Narracja w Kasacji jest w trzeciej osobie. Przybliża nam problematykę z punktów widzenia głównych bohaterów, ale właśnie dzięki narratorowi wszechwiedzącemu, mamy drobne wyrywki ze świata przestępczości. Te zabiegi pozwalają nam na trzeźwą ocenę sytuacji, jak również mają za zadanie zmylić nasz trop.
Portrety głównych bohaterów, są zbudowane w umiejętny sposób, ich realność nie podlega wątpliwości, myślę, że można by tych dwoje spotkać, tuż za rogiem. Kordian to przeciętny młody mężczyzna, boryka się z pewnymi problemami przyszłości, w pewnych momentach uchyla nam rąbek swoich tajemnic, jest postacią, której nie sposób nie lubić, zarówno w świecie fikcyjnym, jak i w realnym życiu. Chyłka jest całkowitym przeciwieństwem Zordona, miałam wrażenie, że to Ona była bardzie mężczyzną niż On. Cenie sobie takich ludzi jak Joanna, nie ważne czy w prawdziwym życiu, czy w tym papierowym. Człowiek musi być odważny, pewny siebie i zdeterminowany. Taka właśnie jest Chyłka, jej zachowanie momentami zakrawa na bezczelność, dzięki czemu jej postać jest jeszcze bardziej wiarygodna. Przyznam szczerze, że nie chciałabym jej nigdy wejść w paradę. Jak widać, główni bohaterowie są swoimi całkowitymi przeciwnościami. Nie od dziś wiadomo, że różnorakie charaktery się uzupełniają i tak też było w tym przypadku. Nie potrafię sobie wyobrazić tej książki, bez któregokolwiek z bohaterów.

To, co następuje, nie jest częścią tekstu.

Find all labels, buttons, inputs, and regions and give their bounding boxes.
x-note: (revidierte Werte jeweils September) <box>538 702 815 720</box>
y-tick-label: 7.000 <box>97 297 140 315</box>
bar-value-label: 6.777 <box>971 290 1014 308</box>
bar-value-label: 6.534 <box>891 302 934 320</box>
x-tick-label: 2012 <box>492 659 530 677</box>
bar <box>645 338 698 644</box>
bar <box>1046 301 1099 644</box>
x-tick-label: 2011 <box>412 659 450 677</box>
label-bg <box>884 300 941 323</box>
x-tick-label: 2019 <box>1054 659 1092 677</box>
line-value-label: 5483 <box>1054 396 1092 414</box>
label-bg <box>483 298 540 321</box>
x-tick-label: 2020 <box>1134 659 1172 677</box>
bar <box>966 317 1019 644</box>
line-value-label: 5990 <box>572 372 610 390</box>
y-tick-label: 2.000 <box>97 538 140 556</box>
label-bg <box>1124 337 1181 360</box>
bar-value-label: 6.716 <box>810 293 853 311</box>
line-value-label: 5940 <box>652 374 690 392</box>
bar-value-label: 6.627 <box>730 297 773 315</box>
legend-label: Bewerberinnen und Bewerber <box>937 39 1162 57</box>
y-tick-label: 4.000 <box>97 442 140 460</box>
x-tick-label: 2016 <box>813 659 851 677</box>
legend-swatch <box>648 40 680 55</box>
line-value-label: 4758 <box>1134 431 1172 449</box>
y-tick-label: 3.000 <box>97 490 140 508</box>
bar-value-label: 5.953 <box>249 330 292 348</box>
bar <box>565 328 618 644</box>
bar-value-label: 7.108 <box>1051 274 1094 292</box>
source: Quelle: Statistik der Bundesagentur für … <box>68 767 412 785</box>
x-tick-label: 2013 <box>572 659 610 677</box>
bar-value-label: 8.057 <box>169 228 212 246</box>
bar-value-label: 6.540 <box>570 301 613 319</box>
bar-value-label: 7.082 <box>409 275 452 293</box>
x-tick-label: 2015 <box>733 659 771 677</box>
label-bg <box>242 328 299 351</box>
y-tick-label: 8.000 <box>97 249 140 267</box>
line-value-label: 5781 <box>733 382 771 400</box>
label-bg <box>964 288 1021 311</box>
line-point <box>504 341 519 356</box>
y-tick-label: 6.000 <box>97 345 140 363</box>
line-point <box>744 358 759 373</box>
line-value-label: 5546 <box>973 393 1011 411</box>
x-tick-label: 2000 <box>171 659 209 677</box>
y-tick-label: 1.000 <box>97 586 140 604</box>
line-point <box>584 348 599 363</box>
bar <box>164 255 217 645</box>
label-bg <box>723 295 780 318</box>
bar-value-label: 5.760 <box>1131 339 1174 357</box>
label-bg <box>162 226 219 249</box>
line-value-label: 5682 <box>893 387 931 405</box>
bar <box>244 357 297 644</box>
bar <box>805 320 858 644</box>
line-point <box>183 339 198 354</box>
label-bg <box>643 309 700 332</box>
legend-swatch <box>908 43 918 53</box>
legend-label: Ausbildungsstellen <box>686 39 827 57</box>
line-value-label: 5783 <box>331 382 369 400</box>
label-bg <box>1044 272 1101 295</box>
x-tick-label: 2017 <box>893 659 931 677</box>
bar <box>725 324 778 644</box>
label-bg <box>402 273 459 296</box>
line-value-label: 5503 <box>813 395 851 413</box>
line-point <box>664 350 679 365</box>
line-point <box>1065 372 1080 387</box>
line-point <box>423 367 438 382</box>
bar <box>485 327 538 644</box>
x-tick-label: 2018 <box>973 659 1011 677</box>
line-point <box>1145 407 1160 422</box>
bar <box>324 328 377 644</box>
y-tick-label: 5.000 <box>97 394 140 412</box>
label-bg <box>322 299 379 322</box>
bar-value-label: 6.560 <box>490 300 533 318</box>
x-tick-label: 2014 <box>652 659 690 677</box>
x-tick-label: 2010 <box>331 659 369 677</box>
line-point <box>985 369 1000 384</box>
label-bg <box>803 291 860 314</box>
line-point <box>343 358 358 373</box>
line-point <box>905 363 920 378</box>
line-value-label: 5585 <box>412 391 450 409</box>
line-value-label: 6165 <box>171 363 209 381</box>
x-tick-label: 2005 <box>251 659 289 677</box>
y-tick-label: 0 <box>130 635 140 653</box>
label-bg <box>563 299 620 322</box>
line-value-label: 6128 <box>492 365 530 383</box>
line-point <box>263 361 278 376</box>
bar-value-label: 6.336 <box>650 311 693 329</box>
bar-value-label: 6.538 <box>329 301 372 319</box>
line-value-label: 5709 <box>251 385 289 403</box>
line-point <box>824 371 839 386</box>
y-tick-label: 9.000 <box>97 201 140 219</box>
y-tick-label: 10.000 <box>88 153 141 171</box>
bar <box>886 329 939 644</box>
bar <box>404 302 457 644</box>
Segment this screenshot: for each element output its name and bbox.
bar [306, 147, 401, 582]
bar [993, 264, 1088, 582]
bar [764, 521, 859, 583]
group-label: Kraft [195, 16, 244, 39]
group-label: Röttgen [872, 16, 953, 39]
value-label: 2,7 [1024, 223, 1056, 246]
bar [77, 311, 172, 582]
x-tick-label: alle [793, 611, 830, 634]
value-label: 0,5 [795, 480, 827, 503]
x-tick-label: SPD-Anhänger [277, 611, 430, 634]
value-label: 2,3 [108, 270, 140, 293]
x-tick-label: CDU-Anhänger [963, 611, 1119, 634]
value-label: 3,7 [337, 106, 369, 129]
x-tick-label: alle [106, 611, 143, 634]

Język jakim posługuje się Remigiusz Mróz, jest językiem złożonym niezwykle wyszukanym, przy tym jest łatwy i przyjemny w odbiorze. Książka nie męczy, a wręcz przeciwnie! Wciąga nas w swój świat i nie pozwala odejść.
Kasacja to książka, o której się długo pamięta. Jest dynamiczna, nieprzewidywalna, a przy tym unikalna i jednorazowa. Przeprowadza nas prze wiele skrajnych emocji, trzyma w niepewności i nie puszcza do samego końca. Z czystym sumieniem, polecam tę książkę każdemu wielbicielowi gatunku. Myślę, że Remigiusz Mróz jest, polskim autorem, na miarę amerykańskich, a może nawet skandynawskich sław.
* źródło informacji
Ps. Nie, nie położyłam biednej książki na śniegu. Jak się dobrze przyjrzeć, to widać worek. :P
Joanna Chyłka prawniczka i typowy przykład kobiety silnej i niezależnej. Kordian (inaczej Zordon) aplikatn, zostaje przydzielony pod skrzydła Chyłki. Ten duet prowadzi, zawiłą i intrygująca sprawę. Mają obronić mordercę. Jest jeden problem, ich klient jest niezwykle milczącym facetem. Nie chce współpracować z prawnikami, jak więc poradzić sobie z takim delikwentem? Jak daleko posunie się ta dwójka, w prawniczym śledztwie?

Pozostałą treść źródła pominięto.